Find out how much you could borrow based on your income, deposit, and current mortgage rates.
Most UK lenders will offer between 4 and 4.5 times your annual salary. Some may stretch to 5x or even 5.5x for certain professions or with a large deposit. Joint applicants can combine their salaries.
For example, if you earn £40,000, you could typically borrow between £160,000 and £180,000. With a £30,000 deposit, that means you could afford a property worth £190,000 to £210,000.
| Lender Type | Typical Multiple |
|---|---|
| High street banks (HSBC, Barclays, etc.) | 4 – 4.5x |
| Building societies | 4 – 4.75x |
| Specialist lenders (professionals) | 5 – 5.5x |
| With large deposit (40%+) | Up to 5x |
Credit score: A higher credit score means lenders are more willing to lend you more. Check your score for free with Experian, Equifax, or TransUnion before applying.

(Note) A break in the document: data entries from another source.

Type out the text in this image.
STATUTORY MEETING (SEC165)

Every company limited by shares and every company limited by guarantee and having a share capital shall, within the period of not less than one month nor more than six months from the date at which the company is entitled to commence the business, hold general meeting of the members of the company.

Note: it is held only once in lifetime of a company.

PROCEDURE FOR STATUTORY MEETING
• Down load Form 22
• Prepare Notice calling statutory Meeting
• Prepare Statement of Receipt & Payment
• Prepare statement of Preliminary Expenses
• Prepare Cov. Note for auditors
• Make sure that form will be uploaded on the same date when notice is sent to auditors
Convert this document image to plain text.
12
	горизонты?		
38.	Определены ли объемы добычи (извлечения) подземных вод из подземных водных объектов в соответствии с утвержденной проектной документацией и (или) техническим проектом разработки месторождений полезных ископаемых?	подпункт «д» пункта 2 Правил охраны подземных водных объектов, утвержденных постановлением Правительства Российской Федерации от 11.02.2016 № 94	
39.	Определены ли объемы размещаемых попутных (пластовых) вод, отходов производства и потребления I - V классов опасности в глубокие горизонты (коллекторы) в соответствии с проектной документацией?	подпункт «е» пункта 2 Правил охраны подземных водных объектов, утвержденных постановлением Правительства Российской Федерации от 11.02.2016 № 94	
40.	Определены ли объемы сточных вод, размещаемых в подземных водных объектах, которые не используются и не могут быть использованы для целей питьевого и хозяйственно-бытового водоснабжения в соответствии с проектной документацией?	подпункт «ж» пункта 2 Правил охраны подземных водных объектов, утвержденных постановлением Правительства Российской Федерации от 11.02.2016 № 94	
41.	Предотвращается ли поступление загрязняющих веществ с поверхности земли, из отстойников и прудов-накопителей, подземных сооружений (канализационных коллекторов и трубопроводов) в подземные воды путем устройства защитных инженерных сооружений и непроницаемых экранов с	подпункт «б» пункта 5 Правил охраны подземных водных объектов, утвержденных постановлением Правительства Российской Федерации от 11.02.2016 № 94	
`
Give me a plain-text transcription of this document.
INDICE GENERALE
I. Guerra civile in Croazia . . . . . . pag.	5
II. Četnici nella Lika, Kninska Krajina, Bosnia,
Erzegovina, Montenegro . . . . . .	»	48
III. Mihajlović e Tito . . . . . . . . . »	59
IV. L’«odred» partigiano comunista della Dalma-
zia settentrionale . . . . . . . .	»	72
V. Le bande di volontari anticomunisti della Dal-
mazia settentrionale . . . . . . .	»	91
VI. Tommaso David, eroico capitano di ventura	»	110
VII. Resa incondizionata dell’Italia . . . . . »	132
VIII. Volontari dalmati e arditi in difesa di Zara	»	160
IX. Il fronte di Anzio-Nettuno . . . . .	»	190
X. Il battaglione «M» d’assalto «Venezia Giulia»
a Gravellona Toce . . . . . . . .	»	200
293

Existing debts: Credit cards, loans, car finance, and student loans all reduce how much you can borrow. Lenders look at your overall debt-to-income ratio.
Deposit size: A larger deposit (lower LTV) gives you access to better rates and potentially higher multiples. The best rates typically require a 25-40% deposit.
Employment type: Permanent employees find it easier than contractors or self-employed. If you're self-employed, most lenders want 2-3 years of accounts. Use our self-employed calculator to work out your income.
A common rule of thumb is that your mortgage payments should be no more than 28-35% of your monthly take home pay. Going above this can make it difficult to manage other expenses and save. Use our salary calculator to see your exact take home pay.